While attending her mother’s funeral in 1990 in Friendsville, Pa., Ann Ziomek and other parishioners from St. Patrick’s in Owego were impressed by the meal that followed — compliments of the hosting parish, St. Francis Xavier.
“They had done that down there for years. It’s a very rural community, and when someone passes away they automatically say, ‘Well, we have a dinner,'” Ziomek said.
Inspired by that experience, St. Patrick’s instituted its own funeral-meal ministry in 1993, and it’s been going strong ever since. Originally called the Bereavement Committee, this outreach is now known as the Martha Ministry to reflect the spirit of Martha, who welcomed Jesus into her home with acts of hospitality.
The Owego group offers to make lunch for any funeral held at St. Patrick’s Church. According to Mary Rose Eschler, Martha Ministry chairperson, six luncheons had been served in 2005 through early June.
Volunteers usually prepare a ham meal “unless a family prefers something else. One family wanted Polish sausage, which was fine,” Eschler said with a laugh. Organizers gauge the amount of food needed from attendance estimates by the bereaved family. It’s a potentially tricky situation since funerals are generally scheduled only two or three days in advance.

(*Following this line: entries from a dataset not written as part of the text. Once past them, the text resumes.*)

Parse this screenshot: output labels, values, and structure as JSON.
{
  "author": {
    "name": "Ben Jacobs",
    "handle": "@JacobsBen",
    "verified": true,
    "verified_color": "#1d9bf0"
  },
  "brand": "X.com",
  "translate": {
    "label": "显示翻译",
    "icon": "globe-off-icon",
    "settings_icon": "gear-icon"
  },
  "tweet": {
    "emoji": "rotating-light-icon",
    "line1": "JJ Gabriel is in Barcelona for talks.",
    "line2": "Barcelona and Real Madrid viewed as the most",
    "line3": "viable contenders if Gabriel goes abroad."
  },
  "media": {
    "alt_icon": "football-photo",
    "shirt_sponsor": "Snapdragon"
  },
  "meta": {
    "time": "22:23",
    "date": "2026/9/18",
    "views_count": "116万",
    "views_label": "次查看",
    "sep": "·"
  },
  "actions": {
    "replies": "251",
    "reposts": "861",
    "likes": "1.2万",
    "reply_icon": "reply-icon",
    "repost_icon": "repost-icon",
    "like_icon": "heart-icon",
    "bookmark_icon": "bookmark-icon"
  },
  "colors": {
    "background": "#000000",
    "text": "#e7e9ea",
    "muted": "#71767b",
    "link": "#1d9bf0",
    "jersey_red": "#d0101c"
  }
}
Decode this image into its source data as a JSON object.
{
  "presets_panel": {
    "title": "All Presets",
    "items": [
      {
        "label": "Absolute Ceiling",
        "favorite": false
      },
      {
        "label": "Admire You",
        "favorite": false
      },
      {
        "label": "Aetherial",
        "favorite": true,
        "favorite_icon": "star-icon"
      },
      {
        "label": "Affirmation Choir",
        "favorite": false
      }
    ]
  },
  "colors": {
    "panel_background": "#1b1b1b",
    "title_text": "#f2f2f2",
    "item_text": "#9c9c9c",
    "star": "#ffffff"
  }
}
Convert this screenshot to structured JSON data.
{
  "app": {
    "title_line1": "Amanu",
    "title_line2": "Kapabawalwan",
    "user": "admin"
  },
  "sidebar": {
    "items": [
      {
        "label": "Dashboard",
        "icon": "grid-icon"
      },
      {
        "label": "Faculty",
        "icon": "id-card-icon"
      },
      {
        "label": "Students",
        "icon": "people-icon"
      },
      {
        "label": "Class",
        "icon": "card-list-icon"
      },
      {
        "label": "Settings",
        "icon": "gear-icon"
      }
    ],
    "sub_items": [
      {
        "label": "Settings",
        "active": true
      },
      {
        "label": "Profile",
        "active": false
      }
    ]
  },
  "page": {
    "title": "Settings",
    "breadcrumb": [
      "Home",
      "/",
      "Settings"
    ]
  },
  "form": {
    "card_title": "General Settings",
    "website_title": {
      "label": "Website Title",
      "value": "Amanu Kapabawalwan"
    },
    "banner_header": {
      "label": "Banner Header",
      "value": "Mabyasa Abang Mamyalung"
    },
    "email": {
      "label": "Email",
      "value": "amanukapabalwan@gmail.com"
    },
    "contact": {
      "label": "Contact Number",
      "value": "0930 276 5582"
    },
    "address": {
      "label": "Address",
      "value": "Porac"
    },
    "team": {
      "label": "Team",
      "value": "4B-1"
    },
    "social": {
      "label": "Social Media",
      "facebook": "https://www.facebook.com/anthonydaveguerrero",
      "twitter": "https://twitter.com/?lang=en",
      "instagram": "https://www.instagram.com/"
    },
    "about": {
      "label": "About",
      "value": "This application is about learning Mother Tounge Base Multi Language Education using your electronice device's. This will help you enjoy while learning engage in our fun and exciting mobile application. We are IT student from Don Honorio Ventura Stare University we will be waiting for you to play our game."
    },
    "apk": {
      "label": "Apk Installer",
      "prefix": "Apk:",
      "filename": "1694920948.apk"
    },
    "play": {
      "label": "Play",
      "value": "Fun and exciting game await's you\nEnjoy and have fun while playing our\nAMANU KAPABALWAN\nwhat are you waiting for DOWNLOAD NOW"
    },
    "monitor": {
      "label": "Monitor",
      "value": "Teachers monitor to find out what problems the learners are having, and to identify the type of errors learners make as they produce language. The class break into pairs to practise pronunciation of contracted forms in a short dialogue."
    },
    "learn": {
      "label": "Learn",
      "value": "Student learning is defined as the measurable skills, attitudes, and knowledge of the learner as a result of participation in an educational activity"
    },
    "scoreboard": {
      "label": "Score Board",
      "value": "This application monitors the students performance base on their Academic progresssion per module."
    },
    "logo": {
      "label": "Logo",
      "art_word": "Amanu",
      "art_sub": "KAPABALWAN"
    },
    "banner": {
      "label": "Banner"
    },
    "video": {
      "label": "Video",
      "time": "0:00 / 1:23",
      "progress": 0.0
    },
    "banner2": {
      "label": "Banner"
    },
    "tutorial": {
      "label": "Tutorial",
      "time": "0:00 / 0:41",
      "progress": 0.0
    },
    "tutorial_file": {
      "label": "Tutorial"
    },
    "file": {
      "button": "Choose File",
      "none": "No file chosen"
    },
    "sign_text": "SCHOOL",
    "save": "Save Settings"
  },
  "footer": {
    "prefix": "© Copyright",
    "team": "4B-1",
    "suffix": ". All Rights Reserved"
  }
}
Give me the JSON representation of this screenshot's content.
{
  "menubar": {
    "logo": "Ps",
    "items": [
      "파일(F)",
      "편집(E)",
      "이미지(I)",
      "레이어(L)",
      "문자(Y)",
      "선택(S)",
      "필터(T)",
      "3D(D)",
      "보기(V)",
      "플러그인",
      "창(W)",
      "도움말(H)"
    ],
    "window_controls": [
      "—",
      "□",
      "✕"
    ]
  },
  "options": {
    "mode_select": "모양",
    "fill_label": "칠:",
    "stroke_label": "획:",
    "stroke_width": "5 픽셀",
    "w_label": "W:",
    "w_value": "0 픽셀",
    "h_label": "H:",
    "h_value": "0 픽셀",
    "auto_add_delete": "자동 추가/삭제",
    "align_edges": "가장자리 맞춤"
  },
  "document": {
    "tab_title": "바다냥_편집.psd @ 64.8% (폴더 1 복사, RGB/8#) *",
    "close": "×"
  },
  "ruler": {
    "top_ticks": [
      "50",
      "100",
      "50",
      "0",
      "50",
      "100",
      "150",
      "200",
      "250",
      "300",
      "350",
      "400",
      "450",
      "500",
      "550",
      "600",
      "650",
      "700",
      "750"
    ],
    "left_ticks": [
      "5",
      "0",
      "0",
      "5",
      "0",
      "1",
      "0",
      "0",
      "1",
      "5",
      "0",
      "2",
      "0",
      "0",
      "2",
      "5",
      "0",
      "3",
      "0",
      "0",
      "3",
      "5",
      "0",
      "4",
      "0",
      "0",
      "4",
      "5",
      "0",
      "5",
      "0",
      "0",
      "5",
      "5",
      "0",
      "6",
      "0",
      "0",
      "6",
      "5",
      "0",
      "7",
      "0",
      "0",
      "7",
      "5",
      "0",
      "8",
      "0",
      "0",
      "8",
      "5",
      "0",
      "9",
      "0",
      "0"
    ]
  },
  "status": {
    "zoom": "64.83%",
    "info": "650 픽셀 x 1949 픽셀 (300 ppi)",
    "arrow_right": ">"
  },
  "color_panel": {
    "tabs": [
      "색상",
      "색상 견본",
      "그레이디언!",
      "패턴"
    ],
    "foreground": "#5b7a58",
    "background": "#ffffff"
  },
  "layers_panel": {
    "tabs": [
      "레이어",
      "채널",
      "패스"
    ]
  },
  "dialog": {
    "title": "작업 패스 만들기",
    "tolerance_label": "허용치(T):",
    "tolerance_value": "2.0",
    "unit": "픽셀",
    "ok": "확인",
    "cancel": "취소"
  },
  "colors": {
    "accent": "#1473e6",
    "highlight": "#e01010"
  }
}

“Somehow or other, we pull it off. We’ve had as few as 17 at a luncheon and as much as 150,” said Ziomek, who serves as a Martha Ministry co-chair.
Eschler said the operation runs quite smoothly, thanks to an existing list of approximately 40 parishioners available for cooking the ham and preparing other dishes. Volunteers also come in on the day of the luncheon to do set up, serving and clean up.
“The people we call are very enthused,” Eschler said. “I don’t hear people saying, ‘I’m too tired to do that.’ As far as giving excuses, no. They’re very good about it. And they come through with wonderful dishes; the family is always very grateful.”
“They’re thrilled to have this done and taken care of for them,” Ziomek agreed. “They always have very favorable comments, and are actually amazed at the quantity and quality of the food.”
Ziomek noted that even though no fee is sought — the parish always offers to cover expenses — most families end up making free-will donations that more than offset the costs. This is a good indicator of how deeply the Martha Ministry is appreciated.
“I tell you, they think it’s wonderful. We do make them feel at home. They can stay in the church hall as long as they want to visit; they’re welcome to stay,” Eschler said.
According to Father William Moorby, bereavement luncheons are offered at all six Blessed Trinity/St. Patrick’s worship sites for which he is pastor. Martha Ministry organizers said St. Patrick’s gets the most traffic because it has the largest parish population, and that the St. Patrick’s hall is also used for funeral luncheons involving smaller Blessed Trinity/St. Patrick worship sites.
The St. Patrick’s ministry was led for several years by parishioner Sue Munroe. Whereas Ziomek and Eschler have been with the outreach since it began, Sue Ballard came on board in 2002 after being a recipient of Martha Ministry when her mother died two years earlier.
“It was a big funeral. It was just a wonderful thing, you know, not to even think about having to pour somebody a cup of coffee. They were right there to do it,” recalled Ballard, who is the other Martha Ministry co-chair.
Ziomek said it’s often through personal experience, such as Ballard’s, that volunteers appreciate the meaningfulness of this ministry.
“I think every one of us on the committee has been through this. Once you have, you certainly realize the importance of having someone take care of these details when you’re already involved with everything else with the passing of a loved one,” Ziomek said. “If (the committee) can do this for the family, it starts the healing process.”